When I was up in Whitehorse last week I got to spend time with folks from the Public Service Commission discussing a project that would see us looking at discriminations in the workplace from a complexity angle. Using Cynefin and SenseMaker(tm), we hope to understand the ways in which the landscape of discrimination shifts and changes over time so that the PSC can make wiser decisions about the kinds of initiatives it sculpts. One of the problems with diversity initiatives in the public service (in any large public organization really) is the feeling that they need to be broad based and rolled out to everyone. This usually results in a single initiative that spreads across the whole organization, but except for a little awareness raising, does little to address specific instances of discrimination. Everything from awareness raising “cultural competency training” to zero tolerance accountability measures have limited effect because a) discriminatory behaviour is highly context and situation dependant and b) the public service has a permeable boundary to the outside world, meaning ideas, behaviours and people move between the two contexts all the time. The larger your organization, the more like the real world you have to be.
At any rate, I took a bit of time to do a mini-Cynefin teaching to explain how strategy works in the complex domain. and my friend Pawa Haiyupis and I added two Ps to my concentric circles of intervention in a complex system. So to review:
- Patterns: Study the patterns in a complex setting using narrative capture and sense-making. This can be done with the SenseMaker(tm) software, and it can also be done with dialogic interventions. The key thing is to let the people themselves tag their stories or at the very least have a group of people reviewing data and finding patterns together. For example, you might notice a correlation between stressful times in an organization and an increase in feelings of discriminatory behaviour
- Probe: Once you have identified some patterns, you can make some hypotheses about what might work and it’s time to develop some safe to fail probes. These aren’t meant to be successful: they are meant to tell you whether or not the patterns you are sensing have developmental potential. Failure is entirely welcome. What if we offered stress reduction activities during high stress times to help release pent up feelings? We want to be okay with te possibility that that might not work.
- Prototype: If a probe shows some promise, you might develop a prototype to develop a concept. Prototypes are designed to have tolerance for failure, in that failure helps you to iterate and improve the concept. The goal is to develop something that is working.

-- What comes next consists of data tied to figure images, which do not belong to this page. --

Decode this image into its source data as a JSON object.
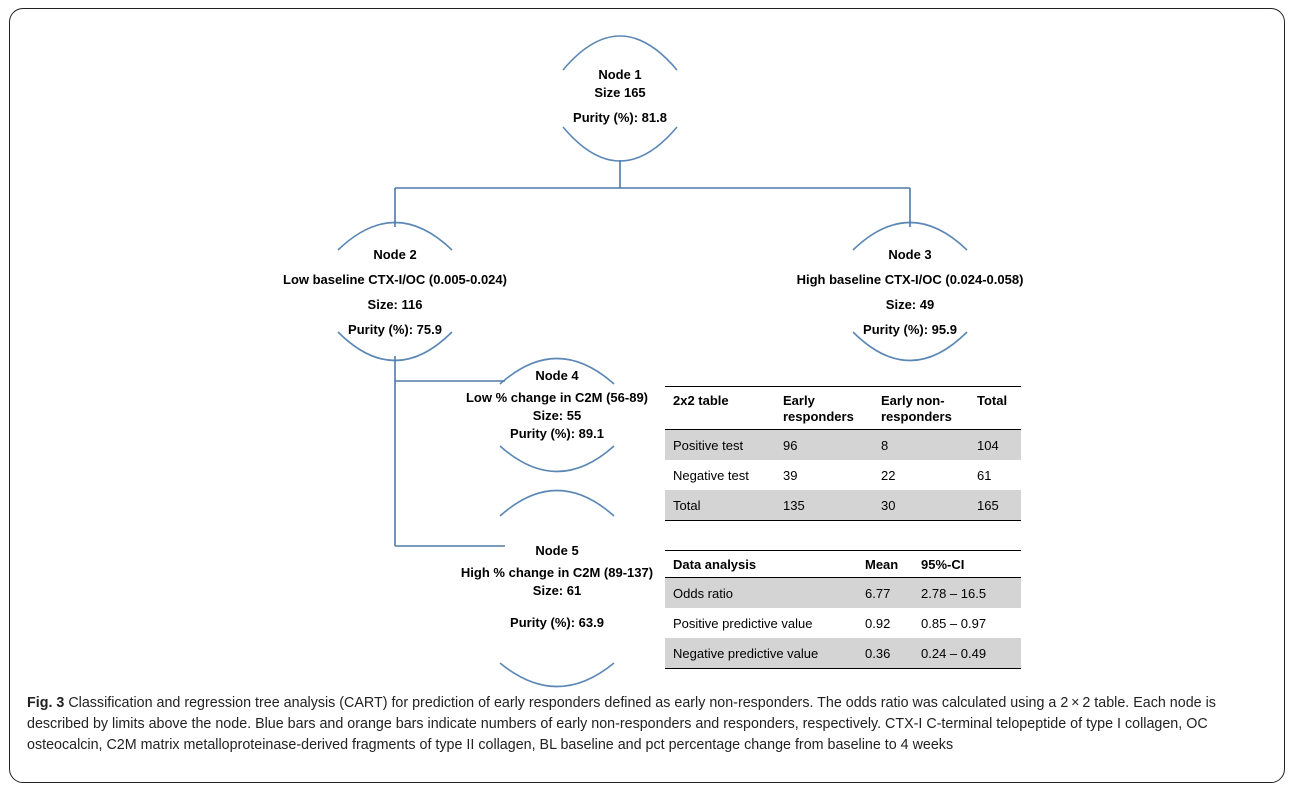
{
  "nodes": {
    "node1": {
      "title": "Node 1",
      "size": "Size 165",
      "purity": "Purity (%): 81.8"
    },
    "node2": {
      "title": "Node 2",
      "range": "Low baseline CTX-I/OC (0.005-0.024)",
      "size": "Size: 116",
      "purity": "Purity (%):  75.9"
    },
    "node3": {
      "title": "Node 3",
      "range": "High baseline CTX-I/OC (0.024-0.058)",
      "size": "Size: 49",
      "purity": "Purity (%):  95.9"
    },
    "node4": {
      "title": "Node 4",
      "range": "Low % change in C2M (56-89)",
      "size": "Size: 55",
      "purity": "Purity (%): 89.1"
    },
    "node5": {
      "title": "Node 5",
      "range": "High % change in C2M (89-137)",
      "size": "Size: 61",
      "purity": "Purity (%): 63.9"
    }
  },
  "contingency_table": {
    "headers": [
      "2x2 table",
      "Early responders",
      "Early non-responders",
      "Total"
    ],
    "rows": [
      [
        "Positive test",
        "96",
        "8",
        "104"
      ],
      [
        "Negative test",
        "39",
        "22",
        "61"
      ],
      [
        "Total",
        "135",
        "30",
        "165"
      ]
    ]
  },
  "analysis_table": {
    "headers": [
      "Data analysis",
      "Mean",
      "95%-CI"
    ],
    "rows": [
      [
        "Odds ratio",
        "6.77",
        "2.78 – 16.5"
      ],
      [
        "Positive predictive value",
        "0.92",
        "0.85 – 0.97"
      ],
      [
        "Negative predictive value",
        "0.36",
        "0.24 – 0.49"
      ]
    ]
  },
  "caption": {
    "label": "Fig. 3",
    "text": " Classification and regression tree analysis (CART) for prediction of early responders defined as early non-responders. The odds ratio was calculated using a 2 × 2 table. Each node is described by limits above the node. Blue bars and orange bars indicate numbers of early non-responders and responders, respectively. CTX-I C-terminal telopeptide of type I collagen, OC osteocalcin, C2M matrix metalloproteinase-derived fragments of type II collagen, BL baseline and pct percentage change from baseline to 4 weeks"
  },
  "colors": {
    "arc": "#5b87b5",
    "connector": "#4f7aa8",
    "shade": "#d4d4d4"
  }
}
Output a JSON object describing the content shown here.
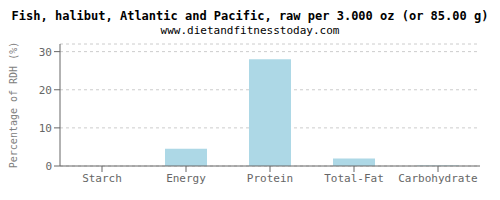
{
  "chart_data": {
    "type": "bar",
    "title": "Fish, halibut, Atlantic and Pacific, raw per 3.000 oz (or 85.00 g)",
    "subtitle": "www.dietandfitnesstoday.com",
    "categories": [
      "Starch",
      "Energy",
      "Protein",
      "Total-Fat",
      "Carbohydrate"
    ],
    "values": [
      0,
      4.5,
      28,
      2.0,
      0.1
    ],
    "color": "#add8e6",
    "ylabel": "Percentage of RDH (%)",
    "ylim": [
      0,
      32
    ],
    "yticks": [
      0,
      10,
      20,
      30
    ],
    "grid": true
  }
}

- Pilot: A pilot project is usually a limited time proof of concept. Roll it out over a year and see what you learn. In Pilot projects you can begin to use some summative evaluation methods to see what has changed over time. Because of their intensive resource commitment, pilot projects are hardly ever allowed to fail, making them very poor ways of learning and innovating, but very good ways to see how stable we need to make an approach.
- Project/Program/Policy: Whatever the highest level and most stable form of an initiative is, you will get to there if your pilot shows promise, and the results are clear. Work at this level will last over time, but needs regular monitoring so that an organization knows when it’s time to tinker and when it’s time to change it.
Cynefin practitioners will recognize that what I’m writing about here is the flow between the complicated and the complex domains, (captured by Dave Snowden’s Blue dynamic in this post.) My intention is to give this some language and context in service organizations, where design thinking has replaced the (in some ways more useful) intuitive planning and innovation used in non-profits and the public service.
Since October, when I first starting sketching out these ideas, I’ve learned a few things which might be helpful as you move through these circles.
- Dialogue is helpful at every scale. When you are working in a complex system, dialogue ensures that you are getting dissent, contrary views and outlying ideas into the process. Complex problems cannot be addressed well with a top-down roll out of a change initiative or highly controlled implementations of a single person’s brilliant idea. If at any point people are working on any stage of this alone, you are in danger territory and you need another pair of eyes on it at the very least.
- Evaluation is your friend and your enemy. At every stage you need to be making meaning and evaluating what is going on, but it is critically important to use the right evaluation tools. Developmental evaluation tools – with their emphasis on collective sense making, rapid feedback loops and visible organizational and personal learning – are critical in any complexity project, and they are essential in the first three stages of this process. As you move to more and more stable projects, you can use more traditional summative evaluation methods, but you must always be careful not to manage to towards targets. Such an error results in data like “We had a 62% participation rate in our diversity training” which tells you nothing about how you changed things, but can shift the project focus to trying to acheive a 75% participation rate next cycle. This is an especially pervasive metric in engagement processes. And so you must…
- Monitor, monitor, monitor. Intervening in a complex system always means acting without the certainty that what you are doing is helpful. You need data and you need it on a short term and regular basis. This can be accomplished by formal and informal ongoing conversations and story captures about what is happening in the system (are we hearing more stories like the ones we want?) or through a SenseMaker(tm) monitoring project that allows employees to end their data with a little data capture.
- These practices are nested, not linear. An always to remember that this is not a five step process to intervening in a complex system. In a large organization, you can expect all of these things to be going on all the time. Building the capacity for that is a kind of holy grail and would constitute a 21st century version of the Learning Organization in my books.